The four-star general was answering questions from senators on the Committee on Armed Services. He also stated that there are actors such as China and Russia that are “very aggressive and active” in the whole area of the Northern Command’s area of responsibility, including the Bahamas and Mexico.

This was not the first time that a member of the military had made such statements. In September, VanHerck pointed to Russia as posing the greatest danger for the United States. “Russia is the primary military threat to the homeland today. It is not China – it is Russia,” VanHerck told Air Force Magazine.

GRU has been linked to some of the most controversial actions blamed on Russia by the West in recent years, and counts on its own special forces squads abroad. The organization is one of the different groups that are authorized to spy for the Russian government, along with the other agencies that succeeded the Soviet Union’s security agency, the KGB.

In the opinion of the head of the US Northern Command, one of the consequences of the instability in Mexico that is caused by drug-trafficking cartels is that Russian or Chinese spies can easily threaten US national security.
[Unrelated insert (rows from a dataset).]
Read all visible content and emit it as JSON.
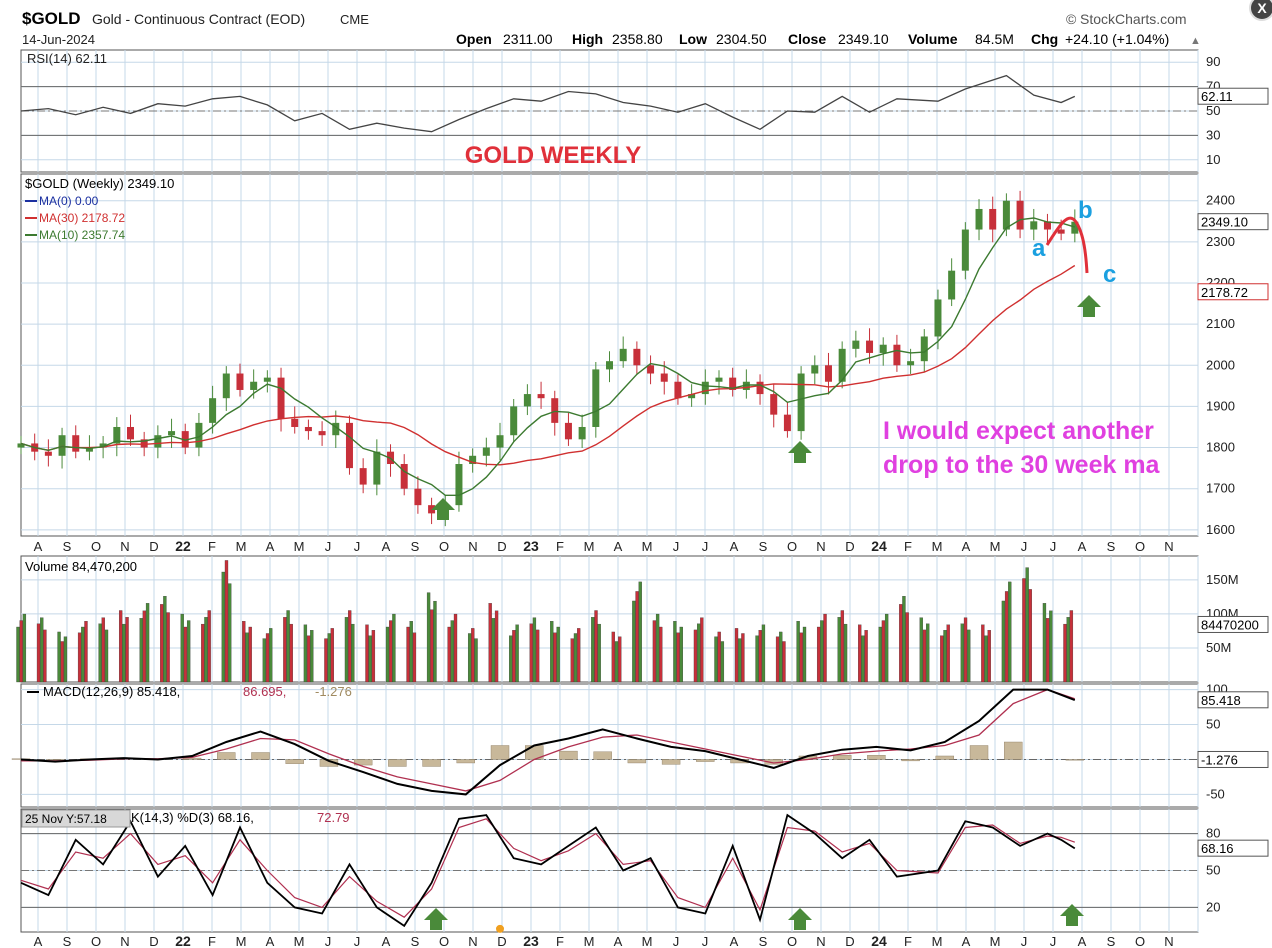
{
  "header": {
    "symbol": "$GOLD",
    "name": "Gold - Continuous Contract (EOD)",
    "exchange": "CME",
    "date": "14-Jun-2024",
    "brand": "StockCharts.com",
    "open_label": "Open",
    "open": "2311.00",
    "high_label": "High",
    "high": "2358.80",
    "low_label": "Low",
    "low": "2304.50",
    "close_label": "Close",
    "close": "2349.10",
    "volume_label": "Volume",
    "volume": "84.5M",
    "chg_label": "Chg",
    "chg": "+24.10 (+1.04%)"
  },
  "annotations": {
    "title": "GOLD WEEKLY",
    "expect_line1": "I would expect another",
    "expect_line2": "drop to the 30 week ma",
    "wave_a": "a",
    "wave_b": "b",
    "wave_c": "c"
  },
  "colors": {
    "up": "#4a8a3a",
    "down": "#c7303a",
    "ma30": "#d03030",
    "ma10": "#3c7a30",
    "ma0": "#1a2fa0",
    "grid": "#c5d8e8",
    "annot_red": "#e0303a",
    "annot_magenta": "#e040e0",
    "annot_blue": "#1ba0e0",
    "arrow": "#4a8a3a",
    "macd": "#000000",
    "signal": "#b03050",
    "hist": "#c8b89a"
  },
  "time_axis": [
    "A",
    "S",
    "O",
    "N",
    "D",
    "22",
    "F",
    "M",
    "A",
    "M",
    "J",
    "J",
    "A",
    "S",
    "O",
    "N",
    "D",
    "23",
    "F",
    "M",
    "A",
    "M",
    "J",
    "J",
    "A",
    "S",
    "O",
    "N",
    "D",
    "24",
    "F",
    "M",
    "A",
    "M",
    "J",
    "J",
    "A",
    "S",
    "O",
    "N"
  ],
  "chart_data": [
    {
      "type": "line",
      "panel": "rsi",
      "title": "RSI(14) 62.11",
      "y_ticks": [
        10,
        30,
        50,
        70,
        90
      ],
      "ylim": [
        0,
        100
      ],
      "reference_lines": [
        30,
        50,
        70
      ],
      "last_value_label": "62.11",
      "x_weeks": [
        0,
        4,
        8,
        12,
        16,
        20,
        24,
        28,
        32,
        36,
        40,
        44,
        48,
        52,
        56,
        60,
        64,
        68,
        72,
        76,
        80,
        84,
        88,
        92,
        96,
        100,
        104,
        108,
        112,
        116,
        120,
        124,
        128,
        134,
        138,
        144,
        148,
        152,
        154
      ],
      "values": [
        50,
        52,
        47,
        53,
        48,
        56,
        54,
        60,
        62,
        55,
        42,
        48,
        35,
        40,
        36,
        33,
        43,
        52,
        60,
        58,
        66,
        64,
        57,
        54,
        49,
        56,
        45,
        35,
        50,
        49,
        62,
        49,
        60,
        58,
        68,
        79,
        63,
        57,
        62
      ]
    },
    {
      "type": "candlestick",
      "panel": "price",
      "title": "$GOLD (Weekly) 2349.10",
      "legend": [
        {
          "name": "MA(0) 0.00",
          "color": "#1a2fa0"
        },
        {
          "name": "MA(30) 2178.72",
          "color": "#d03030"
        },
        {
          "name": "MA(10) 2357.74",
          "color": "#3c7a30"
        }
      ],
      "y_ticks": [
        1600,
        1700,
        1800,
        1900,
        2000,
        2100,
        2200,
        2300,
        2400
      ],
      "ylim": [
        1585,
        2465
      ],
      "last_price_label": "2349.10",
      "ma30_label": "2178.72",
      "x_weeks": [
        0,
        2,
        4,
        6,
        8,
        10,
        12,
        14,
        16,
        18,
        20,
        22,
        24,
        26,
        28,
        30,
        32,
        34,
        36,
        38,
        40,
        42,
        44,
        46,
        48,
        50,
        52,
        54,
        56,
        58,
        60,
        62,
        64,
        66,
        68,
        70,
        72,
        74,
        76,
        78,
        80,
        82,
        84,
        86,
        88,
        90,
        92,
        94,
        96,
        98,
        100,
        102,
        104,
        106,
        108,
        110,
        112,
        114,
        116,
        118,
        120,
        122,
        124,
        126,
        128,
        130,
        132,
        134,
        136,
        138,
        140,
        142,
        144,
        146,
        148,
        150,
        152,
        154
      ],
      "close": [
        1810,
        1790,
        1780,
        1830,
        1790,
        1800,
        1810,
        1850,
        1820,
        1800,
        1830,
        1840,
        1800,
        1860,
        1920,
        1980,
        1940,
        1960,
        1970,
        1870,
        1850,
        1840,
        1830,
        1860,
        1750,
        1710,
        1790,
        1760,
        1700,
        1660,
        1640,
        1660,
        1760,
        1780,
        1800,
        1830,
        1900,
        1930,
        1920,
        1860,
        1820,
        1850,
        1990,
        2010,
        2040,
        2000,
        1980,
        1960,
        1920,
        1930,
        1960,
        1970,
        1940,
        1960,
        1930,
        1880,
        1840,
        1980,
        2000,
        1960,
        2040,
        2060,
        2030,
        2050,
        2000,
        2010,
        2070,
        2160,
        2230,
        2330,
        2380,
        2330,
        2400,
        2330,
        2350,
        2330,
        2320,
        2349
      ]
    },
    {
      "type": "bar",
      "panel": "volume",
      "title": "Volume 84,470,200",
      "y_ticks": [
        "50M",
        "100M",
        "150M"
      ],
      "ylim": [
        0,
        185
      ],
      "unit": "M",
      "last_value_label": "84470200",
      "x_weeks": [
        0,
        3,
        6,
        9,
        12,
        15,
        18,
        21,
        24,
        27,
        30,
        33,
        36,
        39,
        42,
        45,
        48,
        51,
        54,
        57,
        60,
        63,
        66,
        69,
        72,
        75,
        78,
        81,
        84,
        87,
        90,
        93,
        96,
        99,
        102,
        105,
        108,
        111,
        114,
        117,
        120,
        123,
        126,
        129,
        132,
        135,
        138,
        141,
        144,
        147,
        150,
        153
      ],
      "values": [
        95,
        90,
        70,
        85,
        90,
        100,
        110,
        120,
        95,
        100,
        170,
        85,
        75,
        100,
        80,
        75,
        100,
        80,
        95,
        85,
        125,
        95,
        75,
        110,
        80,
        90,
        85,
        75,
        100,
        70,
        140,
        95,
        85,
        90,
        70,
        75,
        80,
        70,
        85,
        95,
        100,
        80,
        95,
        120,
        90,
        80,
        90,
        80,
        140,
        160,
        110,
        100
      ]
    },
    {
      "type": "line",
      "panel": "macd",
      "title": "MACD(12,26,9) 85.418, 86.695, -1.276",
      "legend_macd": "MACD(12,26,9) 85.418",
      "legend_signal": "86.695",
      "legend_hist": "-1.276",
      "y_ticks": [
        -50,
        0,
        50,
        100
      ],
      "ylim": [
        -68,
        108
      ],
      "macd_label": "85.418",
      "hist_label": "-1.276",
      "x_weeks": [
        0,
        5,
        10,
        15,
        20,
        25,
        30,
        35,
        40,
        45,
        50,
        55,
        60,
        65,
        70,
        75,
        80,
        85,
        90,
        95,
        100,
        105,
        110,
        115,
        120,
        125,
        130,
        135,
        140,
        145,
        150,
        154
      ],
      "series": [
        {
          "values": [
            0,
            -3,
            0,
            2,
            0,
            5,
            25,
            40,
            22,
            -2,
            -18,
            -35,
            -45,
            -50,
            -8,
            20,
            30,
            43,
            30,
            18,
            12,
            0,
            -12,
            5,
            14,
            18,
            13,
            25,
            55,
            100,
            100,
            85
          ]
        },
        {
          "values": [
            -2,
            -2,
            -1,
            1,
            1,
            3,
            15,
            30,
            28,
            8,
            -10,
            -25,
            -35,
            -45,
            -30,
            0,
            18,
            32,
            35,
            25,
            15,
            5,
            -5,
            0,
            8,
            12,
            15,
            20,
            35,
            80,
            100,
            87
          ]
        },
        {
          "values": [
            1,
            -1,
            1,
            0,
            0,
            2,
            10,
            10,
            -6,
            -10,
            -8,
            -10,
            -10,
            -5,
            20,
            20,
            12,
            11,
            -5,
            -7,
            -3,
            -5,
            -7,
            5,
            6,
            6,
            -2,
            5,
            20,
            25,
            0,
            -1
          ]
        }
      ]
    },
    {
      "type": "line",
      "panel": "stochastic",
      "title": "%K(14,3) %D(3) 68.16, 72.79",
      "tooltip": "25 Nov Y:57.18",
      "legend_k": "K(14,3) %D(3) 68.16,",
      "legend_d": "72.79",
      "y_ticks": [
        20,
        50,
        80
      ],
      "ylim": [
        0,
        100
      ],
      "reference_lines": [
        20,
        50,
        80
      ],
      "last_value_label": "68.16",
      "x_weeks": [
        0,
        4,
        8,
        12,
        16,
        20,
        24,
        28,
        32,
        36,
        40,
        44,
        48,
        52,
        56,
        60,
        64,
        68,
        72,
        76,
        80,
        84,
        88,
        92,
        96,
        100,
        104,
        108,
        112,
        116,
        120,
        124,
        128,
        134,
        138,
        142,
        146,
        150,
        152,
        154
      ],
      "series": [
        {
          "values": [
            40,
            30,
            75,
            55,
            90,
            45,
            70,
            30,
            85,
            40,
            20,
            15,
            55,
            20,
            5,
            40,
            92,
            95,
            60,
            55,
            70,
            85,
            50,
            60,
            20,
            15,
            70,
            10,
            95,
            80,
            60,
            75,
            45,
            50,
            90,
            85,
            70,
            80,
            75,
            68
          ]
        },
        {
          "values": [
            42,
            35,
            65,
            60,
            80,
            55,
            62,
            40,
            75,
            50,
            28,
            20,
            45,
            25,
            12,
            35,
            85,
            92,
            68,
            58,
            66,
            80,
            55,
            58,
            28,
            20,
            60,
            18,
            85,
            82,
            65,
            72,
            50,
            48,
            85,
            87,
            72,
            78,
            77,
            73
          ]
        }
      ]
    }
  ]
}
Transnational criminal organizations operate almost without opposition and open the path to corruption and violence that creates a breach that allows China and Russia to meddle in those countries, he said.

Meanwhile, in Mexico, Ambassador Salazar questioned the decision of some lawmakers to install a pro-Russian group while the Ukrainian conflict drags on. “I remember very well that during the Second World War there was no distance between Mexico and the United States, both were united against what Hitler was doing,” he said during the inauguration of another friendship group in Mexico’s lower house between Mexico and the United States.

These friendship groups would no doubt have passed unnoticed were it not for the war in Ukraine. But in the context of the conflict, the creation of the friendship committee between Russia and Mexico has been mired in controversy, and has been harshly criticized by the opposition as being “reckless” and “aberrant.”

The inauguration of the group meant a way into Mexico’s Congress, during an official ceremony, of the Russian version of the conflict in Ukraine. This narrative has been branded as propaganda by the West and has been rejected by 140 countries at the General Assembly of the United Nations – including Mexico, which “energetically” condemned the Russian assault at the end of February.

Meanwhile, the White House is pushing for unity in Mexico over the conflict. For Washington, its southern neighbor is a key ally in Latin America, a region where Russia has found the international backing that it lacks in other parts of the world and where it counts on allies such as the government of Nicolás Maduro in Venezuela, Miguel Díaz-Canel in Cuba and Daniel Ortega in Nicaragua.

Among suspicions of spying and mutual accusations of propaganda, two formal ceremonies in Mexico sparked controversy and indignation thousands of miles away from the armed conflict, and in a region that is accustomed to observing power games from far away. And in a country where, until now, there were no doubts about its position in the face of the Russian offensive.